5 of 433 comments (clear)

  1. Re:Translation to layman's term- by Brandybuck · · Score: 4, Informative

    Except for those using Safari, Konqueror, Opera, OmniWeb, Netscape, Mozilla, several dozen gecko-based browsers that are indistinguishable from each other, emacs in web mode, xemacs in web mode, lynx, links, other text mode browser, etc, etc.

    --
    Don't blame me, I didn't vote for either of them!
  2. Re:How many unique downloads? by VortexMK · · Score: 5, Informative

    Some companies downloads just one copy of Firefox and then everyone in the company installs that one copy... at least my company (30+ people) does it to save bandwidth. I bet that that many other companies use the same practice.
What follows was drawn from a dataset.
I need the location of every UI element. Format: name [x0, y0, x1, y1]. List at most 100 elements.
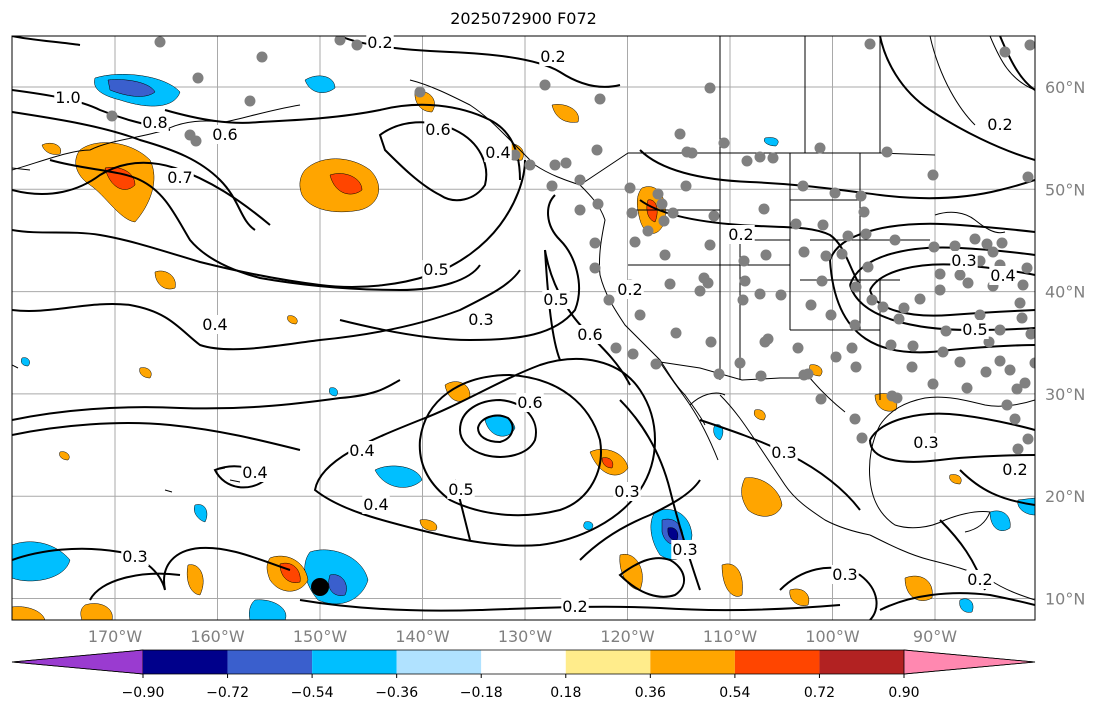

  3. Re:Widely Publicized? by GarfBond · · Score: 5, Informative
    It was actually originally reported to the Mozilla Foundation as a critical security bug (bug 292691, still closed access since May 2), and was actively being worked on with the original bug reporter under wraps before someone managed to leak it without anyone's permission, at which point FrSirt (or whatever their name is) and Secunia repackaged it as their own security advisory.

    True credit belongs to Paul from Greyhats Security Group and Michael Krax (and in the spirit of this post, I'm going to give credit to mozillazine for originally posting the summary I'm writing this off of).
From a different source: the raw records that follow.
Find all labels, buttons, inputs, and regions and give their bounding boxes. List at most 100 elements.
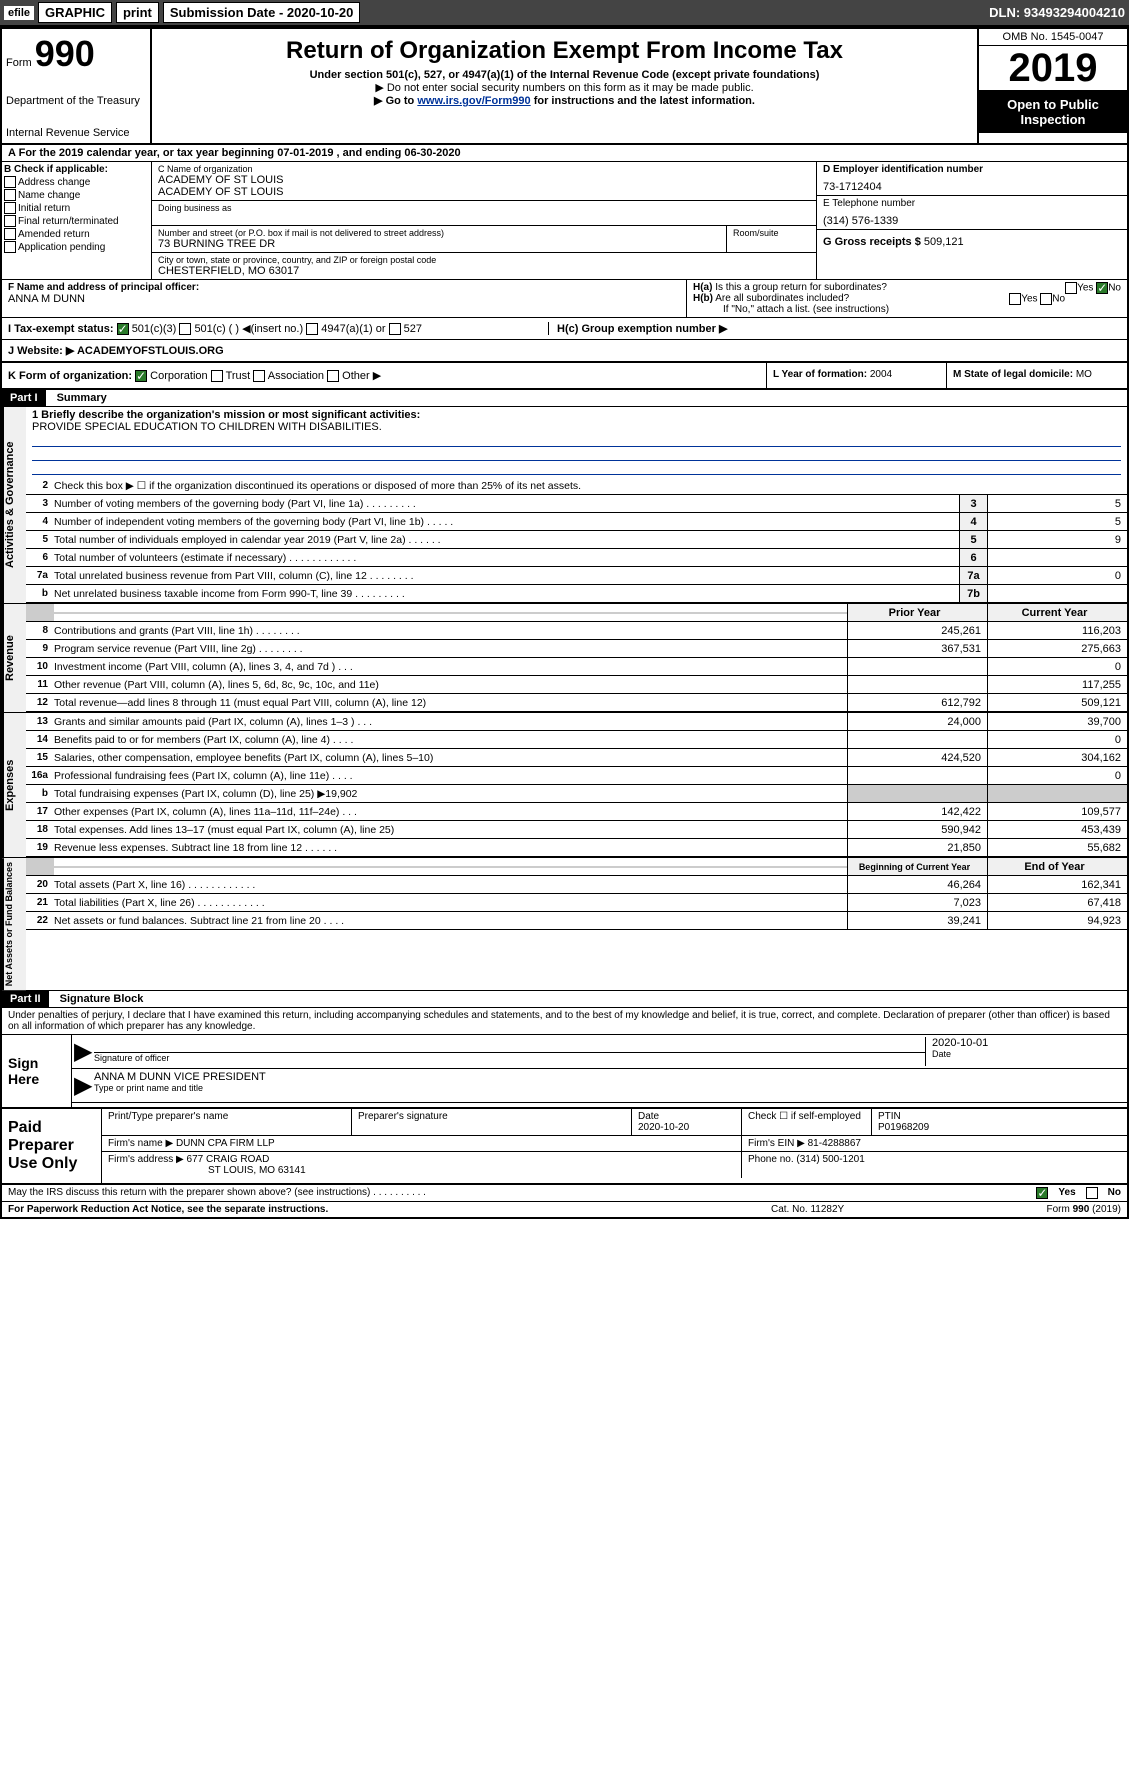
netassets-side-label: Net Assets or Fund Balances	[2, 858, 26, 990]
prior-val	[847, 767, 987, 784]
opt-label: Trust	[226, 370, 251, 382]
prior-val: 245,261	[847, 622, 987, 639]
print-button[interactable]: print	[116, 2, 159, 23]
line-box: 3	[959, 495, 987, 512]
line-row: 9Program service revenue (Part VIII, lin…	[26, 640, 1127, 658]
firm-ein-label: Firm's EIN ▶	[748, 1138, 805, 1149]
checkbox-assoc[interactable]	[253, 370, 265, 382]
part2-title: Signature Block	[52, 991, 152, 1007]
line-row: 14Benefits paid to or for members (Part …	[26, 731, 1127, 749]
current-val: 0	[987, 658, 1127, 675]
line-row: 4Number of independent voting members of…	[26, 513, 1127, 531]
checkbox-other[interactable]	[327, 370, 339, 382]
checkbox-address-change[interactable]	[4, 176, 16, 188]
prep-sig-header: Preparer's signature	[352, 1109, 632, 1135]
checkbox-corp[interactable]	[135, 370, 147, 382]
sign-date: 2020-10-01	[932, 1037, 1125, 1049]
section-i-label: I Tax-exempt status:	[8, 323, 114, 335]
line-val	[987, 549, 1127, 566]
checkbox-discuss-no[interactable]	[1086, 1187, 1098, 1199]
line-row: 7aTotal unrelated business revenue from …	[26, 567, 1127, 585]
checkbox-ha-no[interactable]	[1096, 282, 1108, 294]
section-l-label: L Year of formation:	[773, 369, 867, 380]
arrow-icon: ▶	[74, 1037, 94, 1066]
line-num: b	[26, 588, 54, 599]
line-num: 3	[26, 498, 54, 509]
yes-label: Yes	[1077, 283, 1093, 294]
current-val: 55,682	[987, 839, 1127, 856]
mission-question: 1 Briefly describe the organization's mi…	[32, 409, 1121, 421]
form-number: 990	[35, 33, 95, 74]
line-val: 9	[987, 531, 1127, 548]
line-row: 19Revenue less expenses. Subtract line 1…	[26, 839, 1127, 857]
section-b: B Check if applicable: Address change Na…	[2, 162, 152, 279]
subtitle: Under section 501(c), 527, or 4947(a)(1)…	[156, 69, 973, 81]
prior-val: 424,520	[847, 749, 987, 766]
section-b-label: B Check if applicable:	[4, 164, 149, 175]
ptin-value: P01968209	[878, 1122, 929, 1133]
checkbox-ha-yes[interactable]	[1065, 282, 1077, 294]
governance-side-label: Activities & Governance	[2, 407, 26, 603]
section-j-label: J Website: ▶	[8, 345, 74, 357]
room-label: Room/suite	[733, 228, 810, 238]
dln-label: DLN: 93493294004210	[989, 5, 1125, 20]
line-num: 8	[26, 625, 54, 636]
line-num: 7a	[26, 570, 54, 581]
line-row: 20Total assets (Part X, line 16) . . . .…	[26, 876, 1127, 894]
firm-addr1: 677 CRAIG ROAD	[187, 1154, 270, 1165]
perjury-text: Under penalties of perjury, I declare th…	[2, 1008, 1127, 1035]
checkbox-amended[interactable]	[4, 228, 16, 240]
checkbox-501c3[interactable]	[117, 323, 129, 335]
checkbox-application-pending[interactable]	[4, 241, 16, 253]
section-f-label: F Name and address of principal officer:	[8, 282, 680, 293]
line-text: Salaries, other compensation, employee b…	[54, 751, 847, 765]
section-a: A For the 2019 calendar year, or tax yea…	[2, 145, 1127, 162]
line-row: 15Salaries, other compensation, employee…	[26, 749, 1127, 767]
firm-phone: (314) 500-1201	[796, 1154, 864, 1165]
line-num: 9	[26, 643, 54, 654]
current-val: 0	[987, 731, 1127, 748]
no-label: No	[1108, 283, 1121, 294]
checkbox-name-change[interactable]	[4, 189, 16, 201]
ha-label: H(a)	[693, 282, 712, 293]
checkbox-discuss-yes[interactable]	[1036, 1187, 1048, 1199]
section-e-label: E Telephone number	[823, 198, 1121, 209]
paid-preparer-label: Paid Preparer Use Only	[2, 1109, 102, 1183]
checkbox-trust[interactable]	[211, 370, 223, 382]
cb-label: Initial return	[18, 203, 70, 214]
cat-no: Cat. No. 11282Y	[771, 1204, 971, 1215]
discuss-text: May the IRS discuss this return with the…	[8, 1187, 1036, 1199]
line-text: Total unrelated business revenue from Pa…	[54, 569, 959, 583]
goto-link[interactable]: www.irs.gov/Form990	[417, 95, 530, 107]
current-val: 275,663	[987, 640, 1127, 657]
opt-label: 527	[404, 323, 422, 335]
submission-date: Submission Date - 2020-10-20	[163, 2, 361, 23]
goto-prefix: ▶ Go to	[374, 95, 417, 107]
current-val: 304,162	[987, 749, 1127, 766]
checkbox-final-return[interactable]	[4, 215, 16, 227]
section-d-label: D Employer identification number	[823, 164, 1121, 175]
line-text: Program service revenue (Part VIII, line…	[54, 642, 847, 656]
sign-label-2: Here	[8, 1071, 65, 1087]
line-num: 16a	[26, 770, 54, 781]
line-val: 5	[987, 495, 1127, 512]
prior-val: 142,422	[847, 803, 987, 820]
part2-header: Part II	[2, 991, 49, 1007]
line-num: 17	[26, 806, 54, 817]
name-label: Type or print name and title	[94, 1083, 1125, 1093]
checkbox-hb-no[interactable]	[1040, 293, 1052, 305]
line-row: 8Contributions and grants (Part VIII, li…	[26, 622, 1127, 640]
line-text: Total revenue—add lines 8 through 11 (mu…	[54, 696, 847, 710]
checkbox-501c[interactable]	[179, 323, 191, 335]
checkbox-hb-yes[interactable]	[1009, 293, 1021, 305]
line-row: 22Net assets or fund balances. Subtract …	[26, 912, 1127, 930]
line-val: 5	[987, 513, 1127, 530]
checkbox-initial-return[interactable]	[4, 202, 16, 214]
graphic-button[interactable]: GRAPHIC	[38, 2, 112, 23]
line-text: Number of independent voting members of …	[54, 515, 959, 529]
line-num: 14	[26, 734, 54, 745]
sig-label: Signature of officer	[94, 1053, 925, 1063]
checkbox-4947[interactable]	[306, 323, 318, 335]
checkbox-527[interactable]	[389, 323, 401, 335]
line-text: Contributions and grants (Part VIII, lin…	[54, 624, 847, 638]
    I am still trying to gather all the details as to how my research was leaked, but recent conversations are leading me to believe that it was a misplacement of trust, not a server compromise. However, I do not want to jump to conclusions too quickly, as this will only lead to more problems. That's all I will say about that subject, as I don't want to offend anybody.
  4. Stats from my site by mjtg · · Score: 5, Informative
    Here are some stats from a site that I help maintain. It is an Australian state government website that receives about 3 million hits per month. The site is not technology-oriented, and about half of the hits come from overseas, so they're probably a reasonably good sample of browser use.

    Here are some running percentages for IE and Firefox over the past year:

    2004-05: IE 94.1%, Firefox 0.6%
    2004-06: IE 94.0%, Firefox 0.9%
    2004-07: IE 93.1%, Firefox 1.3%
    2004-08: IE 93.1%, Firefox 1.8%
    2004-09: IE 92.6%, Firefox 2.0%
    2004-10: IE 92.5%, Firefox 2.5%
    2004-11: IE 91.9%, Firefox 3.1%
    2004-12: IE 89.3%, Firefox 4.5%
    2005-01: IE 88.0%, Firefox 5.6%
    2005-02: IE 87.9%, Firefox 5.7%
    2005-03: IE 88.0%, Firefox 5.9%
    2005-04: IE 87.3%, Firefox 6.2%
    2005-05 (first 12 days): IE 88.8%, Firefox 5.9%

    The big jump towards Firefox occured late last year with the Mozilla Foundation's marketing blitz. Since then, there does indeed appear to be a slowing up in migration towards Firefox. This month's stats so far actually show a reversal.

  5. Re:How many unique downloads? by Trillan · · Score: 5, Informative

    Downloads initiated through update don't count.